Changes and renovations are happening around Western Carolina University besides the obvious mound of Carolina clay in the middle of campus. In the Hunter Library, Java City is going through a move and expansion and the Campus Bookstore is having a massive makeover.
By sometime in December, Java City will move to the location of the old snack bar according to Galen May, Western Carolina’s architect of the Facilities Planning, Design, and Construction department. The old location of Java City will be turned into the film and movies library.
May was enthusiastic about the project and said it will bring two major changes.
“First, it will allow the library to have more space in that front area,” Galen said.
“Secondly, moving Java City to the front walkway of the library will bring in a new customer base.”
The back of the new Java City will open into the library so book readers and studiers can still curl up with their cup of mocha while others can enter through the front doors while on their way to Stillwell or McKee. With more space, new juices, fruits, and grab-and-go type snacks will be added to the menu. Additional coolers and freezers will also give customers new choices they might not find at Starbucks or the Catnip Café.

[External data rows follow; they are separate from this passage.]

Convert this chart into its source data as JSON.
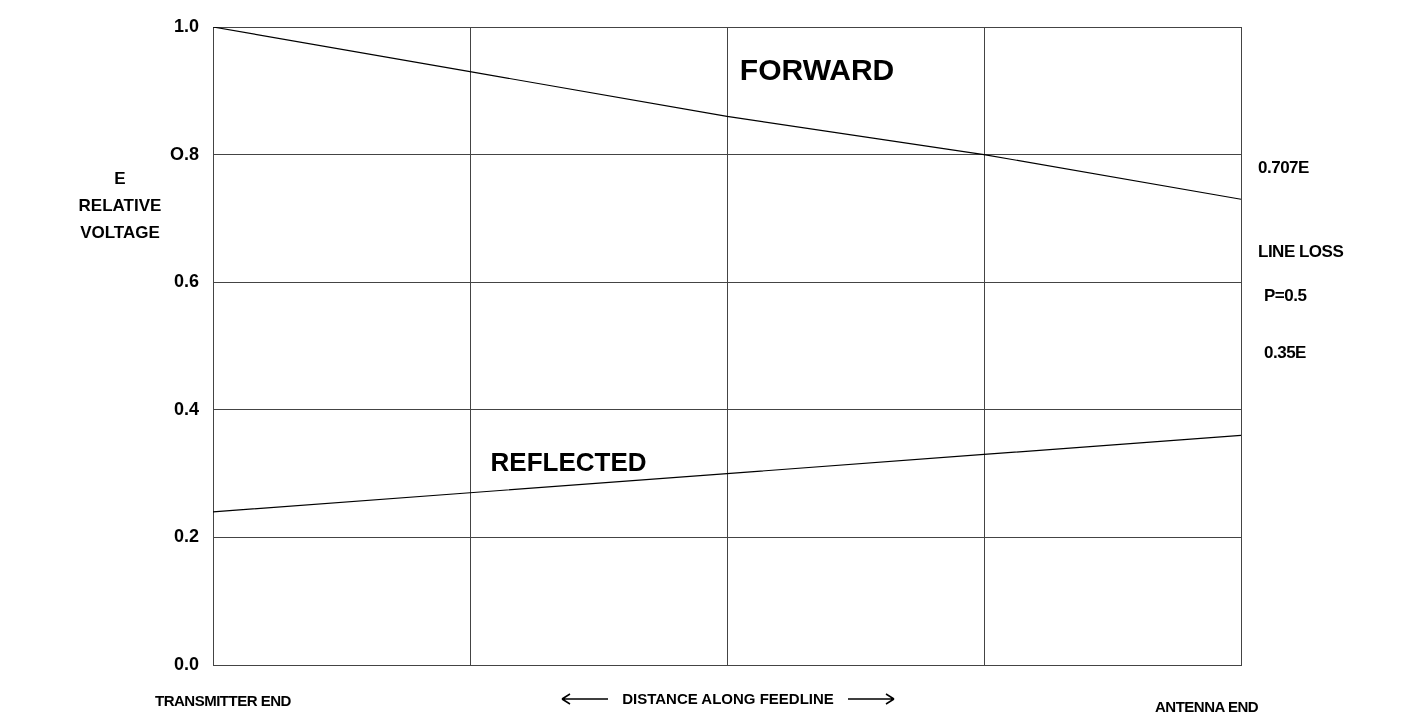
{
  "chart_data": {
    "type": "line",
    "xlabel": "DISTANCE ALONG FEEDLINE",
    "ylabel": "E RELATIVE VOLTAGE",
    "categories": [
      null,
      null,
      null,
      null,
      null
    ],
    "ylim": [
      0,
      1
    ],
    "yticks": [
      {
        "value": 0,
        "label": "0.0"
      },
      {
        "value": 0.2,
        "label": "0.2"
      },
      {
        "value": 0.4,
        "label": "0.4"
      },
      {
        "value": 0.6,
        "label": "0.6"
      },
      {
        "value": 0.8,
        "label": "O.8"
      },
      {
        "value": 1,
        "label": "1.0"
      }
    ],
    "series": [
      {
        "name": "FORWARD",
        "color": "#000000",
        "values": [
          1.0,
          0.93,
          0.86,
          0.8,
          0.73
        ]
      },
      {
        "name": "REFLECTED",
        "color": "#000000",
        "values": [
          0.24,
          0.27,
          0.3,
          0.33,
          0.36
        ]
      }
    ],
    "annotations": [
      "0.707E",
      "LINE LOSS",
      "P=0.5",
      "0.35E",
      "TRANSMITTER END",
      "ANTENNA END"
    ],
    "grid": true,
    "legend": false,
    "marker": "none",
    "line_style": "solid",
    "tick_labels": "y"
  }
}
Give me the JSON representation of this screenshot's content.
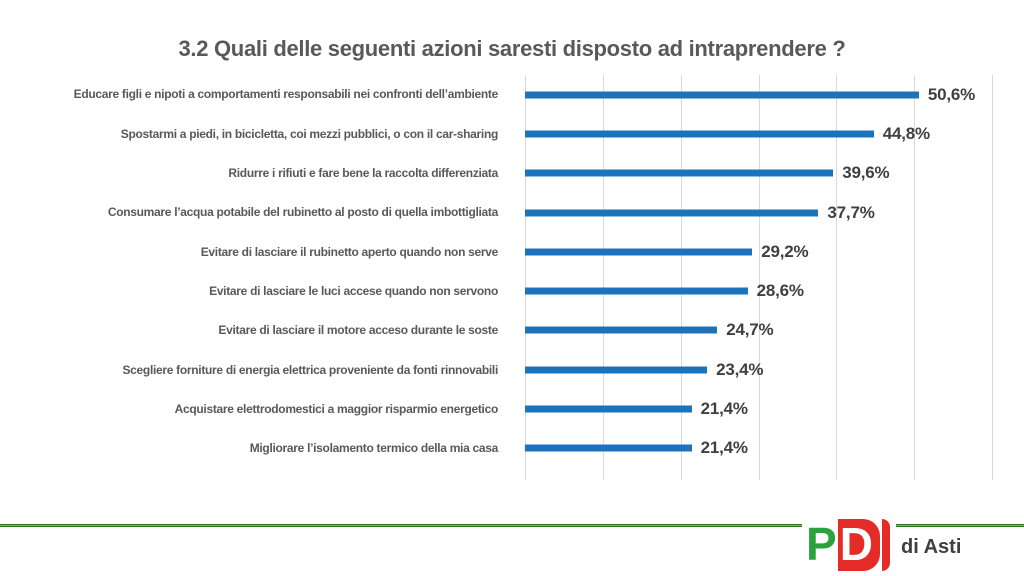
{
  "title": "3.2 Quali delle seguenti azioni saresti disposto ad intraprendere ?",
  "chart_data": {
    "type": "bar",
    "orientation": "horizontal",
    "title": "3.2 Quali delle seguenti azioni saresti disposto ad intraprendere ?",
    "categories": [
      "Educare figli e nipoti a comportamenti responsabili nei confronti dell’ambiente",
      "Spostarmi a piedi, in bicicletta, coi mezzi pubblici, o con il car-sharing",
      "Ridurre i rifiuti e fare bene la raccolta differenziata",
      "Consumare l’acqua potabile del rubinetto al posto di quella imbottigliata",
      "Evitare di lasciare il rubinetto aperto quando non serve",
      "Evitare di lasciare le luci accese quando non servono",
      "Evitare di lasciare il motore acceso durante le soste",
      "Scegliere forniture di energia elettrica proveniente da fonti rinnovabili",
      "Acquistare elettrodomestici a maggior risparmio energetico",
      "Migliorare l’isolamento termico della mia casa"
    ],
    "values": [
      50.6,
      44.8,
      39.6,
      37.7,
      29.2,
      28.6,
      24.7,
      23.4,
      21.4,
      21.4
    ],
    "value_labels": [
      "50,6%",
      "44,8%",
      "39,6%",
      "37,7%",
      "29,2%",
      "28,6%",
      "24,7%",
      "23,4%",
      "21,4%",
      "21,4%"
    ],
    "xlim": [
      0,
      60
    ],
    "gridline_interval": 10,
    "grid": true,
    "legend": false,
    "bar_color": "#1B74BB",
    "category_label_color": "#595959",
    "value_label_color": "#404040",
    "gridline_color": "#D9D9D9"
  },
  "footer": {
    "logo_p": "P",
    "logo_d": "D",
    "label": "di Asti",
    "line_color": "#79B765",
    "line_edge_color": "#2F7423",
    "logo_green": "#2BA23C",
    "logo_red": "#E52B28"
  }
}
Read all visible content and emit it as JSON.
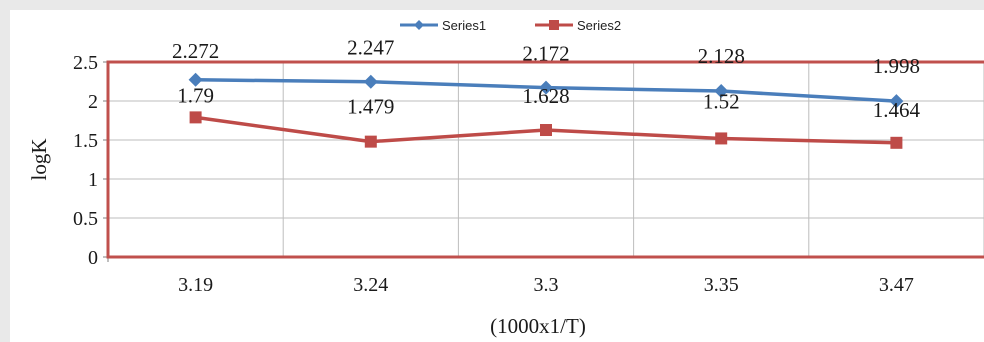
{
  "chart_data": {
    "type": "line",
    "xlabel": "(1000x1/T)",
    "ylabel": "logK",
    "categories": [
      "3.19",
      "3.24",
      "3.3",
      "3.35",
      "3.47"
    ],
    "ylim": [
      0,
      2.5
    ],
    "yticks": [
      "0",
      "0.5",
      "1",
      "1.5",
      "2",
      "2.5"
    ],
    "grid": true,
    "legend_position": "top",
    "series": [
      {
        "name": "Series1",
        "values": [
          2.272,
          2.247,
          2.172,
          2.128,
          1.998
        ],
        "labels": [
          "2.272",
          "2.247",
          "2.172",
          "2.128",
          "1.998"
        ],
        "color": "#4a7ebb",
        "marker": "diamond"
      },
      {
        "name": "Series2",
        "values": [
          1.79,
          1.479,
          1.628,
          1.52,
          1.464
        ],
        "labels": [
          "1.79",
          "1.479",
          "1.628",
          "1.52",
          "1.464"
        ],
        "color": "#be4b48",
        "marker": "square"
      }
    ],
    "plot_border_color": "#c0504d"
  }
}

“I don’t think (Java City) will be stealing away from Starbucks per say,” insisted May. “What one establishment does not have, the other will.”
Kellie Hayes, an employee of Java City, said, “I really like the fact that we will have a bigger location and that all of our stock items will be with us and not in the back. I like the idea of the new juices because now we’re not limited to only two types.”
Changes to the library will also include a new room being added next to Java City: a 25-person film-viewing room with a 52 inch viewing screen and a seperate eight-seat film-viewing room.
Construction costs for Java City and the new rooms are around $125,000 with $70,000 for new equipment.
The Campus Bookstore is also undergoing major changes. The interior is undergoing a complete transformation to make the store more modern and easier for students to move around in.
“Because we’re having to keep the store open… we’re looking at the first of April,’ Galen said on the completion date for the renovations. “We’re building it in stages. Seventy-five percent of the book return will be completed by December when students have to turn in their books.”
Changes include the ceilings being updated to look similar to the new dining hall’s. A new graduate center will also be constructed and shelves throughout the store will be updated with a more contemporary look. Also, the rental area will be expanded for an easier traffic flow of students.
The cost is estimated to be $685,000 paid for by revenue the bookstore has accumulated overtime.
“When both projects are done they should be zippy,” May said.